Gli aerei con rotta diretta per l’Italia sono stati cancellati a causa del coronavirus - spiega lo stesso Riccardo raggiunto telefonicamente - quindi dovevo prendere un volo per la Germania e poi un altro verso l’Italia, ma visto il carico della bici e delle borse, la cifra era davvero molto alta. Mi sono informato anche per il traghetto, ma volevano una prenotazione anticipata e altre storie burocratiche da sbrigare. A quel punto ho deciso di ritornare a casa in bici”.

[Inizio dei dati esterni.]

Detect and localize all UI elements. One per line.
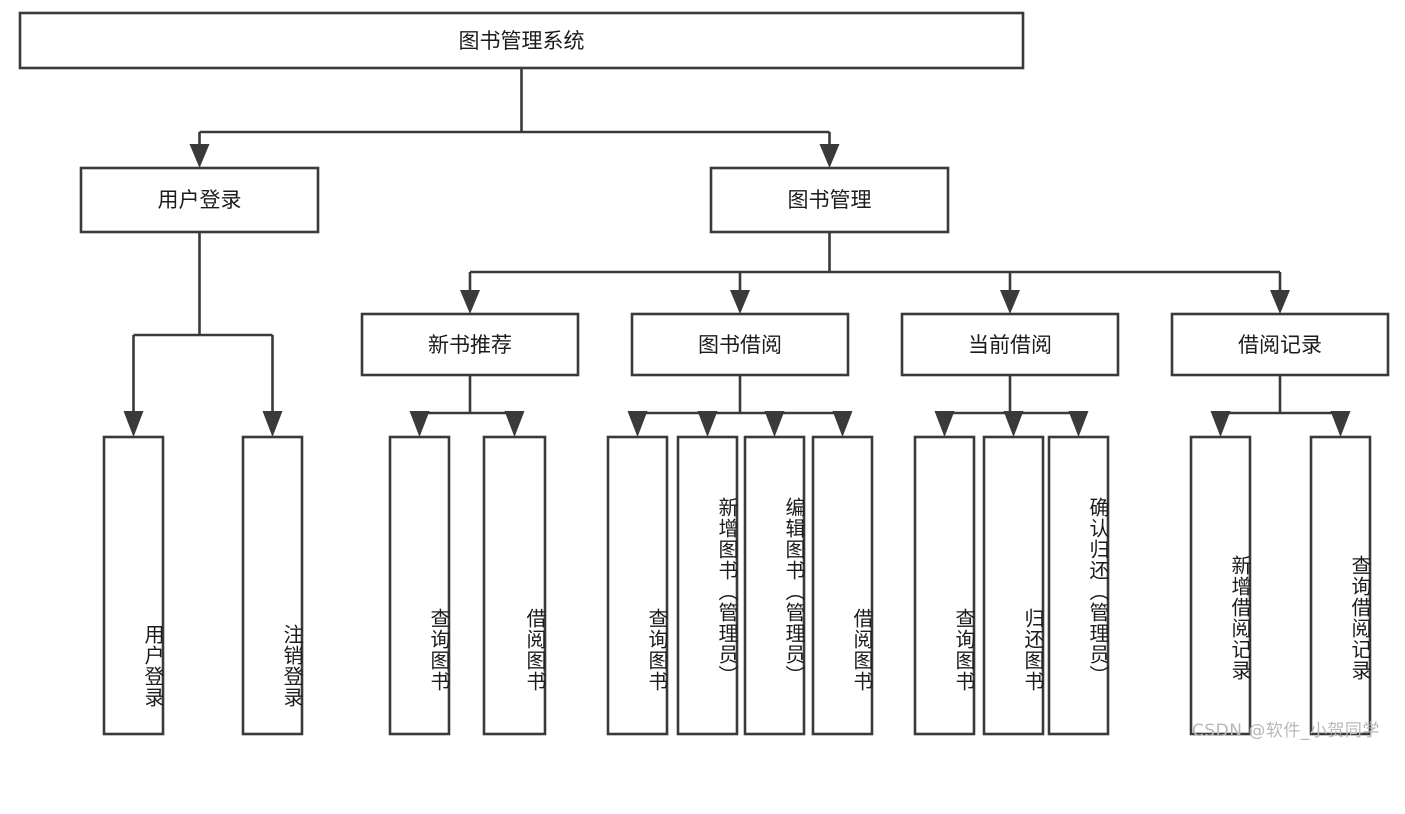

Ma i problemi per Riccardo non finiti. “Adesso mi trovo a Edirne, nella punta nord occidentale della Turchia. Qualche giorno fa Erdogan ha smesso di fermare i profughi ai confini con Grecia e Bulgaria e la Grecia, in tutta risposta, ha chiuso il confine e vi ha messo a presidio esercito e polizia. Chi prova a passare riceve, nel migliore dei casi, manganellate. Non mi sono avvicinato troppo al confine perché un poliziotto turco mi ha fatto cenno di allontanarmi. Non sono neanche stato lì a spiegare che non sono un rifugiato, perché se nomino la parola ‘Italia’ vedo una strana espressione nel volto delle persone. Mi sono allontanato e sono rientrato in ostello, che è pieno di rifugiati iracheni, ex benestanti che qui possono permettersi di pagare circa 7 euro a notte, alcuni vivono in Turchia da due anni, ma qui sono come in un limbo, non possono accedere a lavori dignitosi ne pensare di fermarsi stabilmente”.